On Thursday, June 3, 2021 at 1:28:36 PM UTC+2 Lawrence Crowell wrote:

It is Penrose's thesis that consciousness is a sort of Godel trick. Back in the 
1980s as an undergraduate I would have agreed with this, when I started reading 
about this. I read Hofstadter's book "Godel, Escher, Bach" and began pondering 
these things. I have however come to think there were problems with this. It is 
clear humans are not consistent Turing machines or computers. Computers are 
infernally consistent, and can compute numerical sequences, but they do not 
make an inductive leap in saying the set of natural numbers has infinite 
cardinality. Humans can rather easily see the set is infinite and however make 
mistakes. 
LC
On Wednesday, June 2, 2021 at 11:47:26 AM UTC-5 [email protected] wrote:

On Tue, Jun 1, 2021 at 8:38 AM Lawrence Crowell <[email protected]> 
wrote:

> Godel's theorems are our friend. It is even a friend in physics. With physics 
>I think it is a "sieve" that conforms physical principle to have horizon 
>conditions, whether uncertainty principles or event horizons in GR, that 
>conform physical reality to fit within the Church-Turing thesis.

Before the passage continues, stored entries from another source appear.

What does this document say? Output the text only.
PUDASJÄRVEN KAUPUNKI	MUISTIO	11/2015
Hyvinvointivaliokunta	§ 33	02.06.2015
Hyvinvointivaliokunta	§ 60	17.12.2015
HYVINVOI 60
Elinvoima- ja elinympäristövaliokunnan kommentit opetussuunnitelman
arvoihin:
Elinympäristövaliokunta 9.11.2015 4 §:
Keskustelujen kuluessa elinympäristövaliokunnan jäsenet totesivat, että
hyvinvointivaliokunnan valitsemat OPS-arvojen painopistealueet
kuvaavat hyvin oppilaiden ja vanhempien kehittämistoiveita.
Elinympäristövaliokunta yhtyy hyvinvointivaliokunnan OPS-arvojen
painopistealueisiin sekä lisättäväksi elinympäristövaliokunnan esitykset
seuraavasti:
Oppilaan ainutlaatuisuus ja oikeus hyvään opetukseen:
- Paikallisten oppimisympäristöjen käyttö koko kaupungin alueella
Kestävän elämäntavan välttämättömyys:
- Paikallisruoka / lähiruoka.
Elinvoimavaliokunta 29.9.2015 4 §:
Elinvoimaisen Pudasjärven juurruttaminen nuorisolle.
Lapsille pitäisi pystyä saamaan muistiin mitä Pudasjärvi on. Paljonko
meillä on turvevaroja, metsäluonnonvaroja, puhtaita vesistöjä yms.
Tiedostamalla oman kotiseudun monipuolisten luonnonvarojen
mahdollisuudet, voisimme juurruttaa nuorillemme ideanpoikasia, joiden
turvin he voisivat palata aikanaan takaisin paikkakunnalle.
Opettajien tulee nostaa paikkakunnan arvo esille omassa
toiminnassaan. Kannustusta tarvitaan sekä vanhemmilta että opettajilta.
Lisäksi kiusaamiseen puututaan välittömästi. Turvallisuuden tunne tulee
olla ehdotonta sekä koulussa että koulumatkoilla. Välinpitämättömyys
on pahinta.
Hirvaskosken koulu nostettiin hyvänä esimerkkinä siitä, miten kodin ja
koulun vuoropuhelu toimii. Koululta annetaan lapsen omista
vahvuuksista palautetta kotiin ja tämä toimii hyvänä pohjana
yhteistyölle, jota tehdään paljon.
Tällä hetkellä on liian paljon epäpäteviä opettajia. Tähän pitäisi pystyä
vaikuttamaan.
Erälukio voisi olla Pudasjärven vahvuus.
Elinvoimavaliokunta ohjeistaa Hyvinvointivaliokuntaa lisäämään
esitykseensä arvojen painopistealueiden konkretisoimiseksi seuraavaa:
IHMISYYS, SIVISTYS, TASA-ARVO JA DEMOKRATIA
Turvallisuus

Some claim Godel proved that the human mind is more than just a Turing Machine, 
but I disagree. Godel found a way to use numbers to write a sentence that talks 
about itself, it says "I am not provable in this formal system", and the 
operations of a particular Turing Machine are analogous to a formal system; 
however a human being can look at that sentence and see that it is true even 
though the machine itself could never produce it, therefore the human mind can 
do something the Turing machine can't. However, what Godel proved is that an 
operating system powerful enough to perform arithmetic THAT IS CONSISTENT 
cannot be complete, and he says no operating system can prove its own 
consistency. But when human beings are not doing formal logic exercises but 
just living everyday lives their operating system is most certainly not 
consistent, they can have two logically contradictory opinions at the same 
time, a brief glance at politics shows it is very common. And humans can be 
absolutely positively 100% certain about something, (that is to say they have 
proven it to their own satisfaction), and still be dead wrong. Godel's 
biography illustrates this point, he refused to eat and died of starvation 
because he was absolutely positively 100% certain that his food was being 
poisoned.
So we are inconsistent Turing machines.  And even today we could easily make a 
machine that could answer any question, provided you don't mind if it sometimes 
gave an answer that was wrong or even idiotic.